はじめての武器屋 9
「まずはその剣を売りに行きましょうか、良い武器屋は知っています。少し店主の性格に難はありますが……」
街道の人目が無い時にカバンから取り出して持ち歩いていた1本の剣、これを売ってムツヤは冒険のための金策をする。
大通りにはきらびやかな武器がずらりと並んでいた。しっかりと磨き上げられた剣や鎧から、フトコロ事情の良くない者の為の質素な物までだ。
そんな大通りを素通りして裏路地へモモは行ってしまう。ムツヤは不思議に思うが黙って付いていくことにした。
「モモさんあっちの店じゃダメなんですか?」
「えぇ、ムツヤ殿はこの街が初めてで、私はオークですから。値段の付いている商品を買うなら良いですが、売るとなると足元を見られると思います」
足元を見られる? ムツヤは首を傾げた後に自分の靴を、次にモモのブーツを眺めてみる。それでモモは察する。

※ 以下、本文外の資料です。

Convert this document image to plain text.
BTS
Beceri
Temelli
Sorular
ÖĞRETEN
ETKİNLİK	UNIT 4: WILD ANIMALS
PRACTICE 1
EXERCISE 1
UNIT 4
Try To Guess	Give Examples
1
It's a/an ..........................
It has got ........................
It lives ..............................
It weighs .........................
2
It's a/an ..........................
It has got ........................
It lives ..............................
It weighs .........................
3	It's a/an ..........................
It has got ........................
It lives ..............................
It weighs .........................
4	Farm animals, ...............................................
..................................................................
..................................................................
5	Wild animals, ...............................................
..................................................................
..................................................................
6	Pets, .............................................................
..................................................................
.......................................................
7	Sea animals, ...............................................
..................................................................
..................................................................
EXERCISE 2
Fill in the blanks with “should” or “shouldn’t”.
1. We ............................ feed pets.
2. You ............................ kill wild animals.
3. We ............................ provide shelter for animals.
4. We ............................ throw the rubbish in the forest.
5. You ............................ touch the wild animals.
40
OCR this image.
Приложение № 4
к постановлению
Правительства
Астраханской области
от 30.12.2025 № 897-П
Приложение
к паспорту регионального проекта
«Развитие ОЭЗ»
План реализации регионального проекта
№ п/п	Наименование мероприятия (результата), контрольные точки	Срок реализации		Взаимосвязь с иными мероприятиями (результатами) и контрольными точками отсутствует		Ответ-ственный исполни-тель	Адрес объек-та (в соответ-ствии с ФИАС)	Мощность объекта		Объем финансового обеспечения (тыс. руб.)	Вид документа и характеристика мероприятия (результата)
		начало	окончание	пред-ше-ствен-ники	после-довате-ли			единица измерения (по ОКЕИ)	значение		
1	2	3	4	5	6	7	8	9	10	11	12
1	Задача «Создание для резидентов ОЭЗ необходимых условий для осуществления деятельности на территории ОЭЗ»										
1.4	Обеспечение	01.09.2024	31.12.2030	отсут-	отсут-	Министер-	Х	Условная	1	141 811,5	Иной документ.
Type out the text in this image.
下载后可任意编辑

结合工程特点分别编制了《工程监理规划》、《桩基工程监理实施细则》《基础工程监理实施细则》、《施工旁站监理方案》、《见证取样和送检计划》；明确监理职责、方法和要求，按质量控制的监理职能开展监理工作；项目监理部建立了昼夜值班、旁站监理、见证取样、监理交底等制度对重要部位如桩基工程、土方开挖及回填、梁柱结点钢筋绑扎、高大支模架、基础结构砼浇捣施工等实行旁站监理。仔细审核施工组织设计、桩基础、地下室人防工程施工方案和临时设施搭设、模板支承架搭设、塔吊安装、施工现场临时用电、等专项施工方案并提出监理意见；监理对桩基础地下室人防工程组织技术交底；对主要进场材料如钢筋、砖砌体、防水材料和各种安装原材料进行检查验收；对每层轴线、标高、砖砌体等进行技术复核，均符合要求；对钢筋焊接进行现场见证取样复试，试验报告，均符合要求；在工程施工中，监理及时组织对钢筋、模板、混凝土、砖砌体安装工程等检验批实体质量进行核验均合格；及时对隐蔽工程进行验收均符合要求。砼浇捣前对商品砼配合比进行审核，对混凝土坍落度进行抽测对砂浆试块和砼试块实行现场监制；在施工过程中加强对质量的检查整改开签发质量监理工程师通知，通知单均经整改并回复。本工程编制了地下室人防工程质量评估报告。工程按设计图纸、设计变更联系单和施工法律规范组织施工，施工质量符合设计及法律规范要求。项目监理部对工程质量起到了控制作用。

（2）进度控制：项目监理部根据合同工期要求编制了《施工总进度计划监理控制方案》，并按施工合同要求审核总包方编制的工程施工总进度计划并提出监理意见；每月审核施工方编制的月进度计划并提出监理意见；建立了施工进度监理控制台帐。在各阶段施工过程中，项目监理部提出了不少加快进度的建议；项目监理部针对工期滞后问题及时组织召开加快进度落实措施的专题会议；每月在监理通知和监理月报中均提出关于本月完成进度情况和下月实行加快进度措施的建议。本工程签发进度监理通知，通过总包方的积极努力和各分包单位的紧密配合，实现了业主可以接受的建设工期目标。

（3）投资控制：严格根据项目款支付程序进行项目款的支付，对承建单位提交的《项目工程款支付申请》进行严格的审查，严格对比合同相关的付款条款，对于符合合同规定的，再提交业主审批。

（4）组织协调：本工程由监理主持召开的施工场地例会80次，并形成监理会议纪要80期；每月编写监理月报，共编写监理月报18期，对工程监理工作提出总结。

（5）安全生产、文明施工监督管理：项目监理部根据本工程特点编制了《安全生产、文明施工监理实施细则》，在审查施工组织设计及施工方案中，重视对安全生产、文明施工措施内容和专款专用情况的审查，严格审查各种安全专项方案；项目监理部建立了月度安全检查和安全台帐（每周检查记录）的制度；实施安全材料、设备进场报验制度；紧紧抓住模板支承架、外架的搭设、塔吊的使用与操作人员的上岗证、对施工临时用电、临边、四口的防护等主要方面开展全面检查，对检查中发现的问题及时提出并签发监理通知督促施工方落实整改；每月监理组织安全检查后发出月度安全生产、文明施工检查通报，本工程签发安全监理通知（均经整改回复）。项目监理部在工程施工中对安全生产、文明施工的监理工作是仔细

「申し訳無いムツヤ殿、足元を見られるというのは慣用句でして」
「え、かんよう? 何ですか?」
そうか、足元を見られるという意味を知らないのに慣用句という言葉を知っているわけがないとモモは反省した。
ムツヤは馬鹿ではないが、人との関わりが無かったため常識がところどころ欠けている。
それは仕方のない事なので少しずつ自分が教えていこうと思った。
「そういった事は後でご説明しますので…… とにかく通りの店ですと本来の価値よりも安く買い取られてしまう可能性があります。なので私の知っている武器屋に行きましょう」
なぜ安く買われるのか、『かんよう』と『足元』とは何か、ムツヤは疑問に思うことだらけだったが、ひとまずそれは後でモモに教わることにした。
大通りの賑やかな声が遠くになった頃に目的の店に着いたようだ、モモは足を止めて看板を見上げる。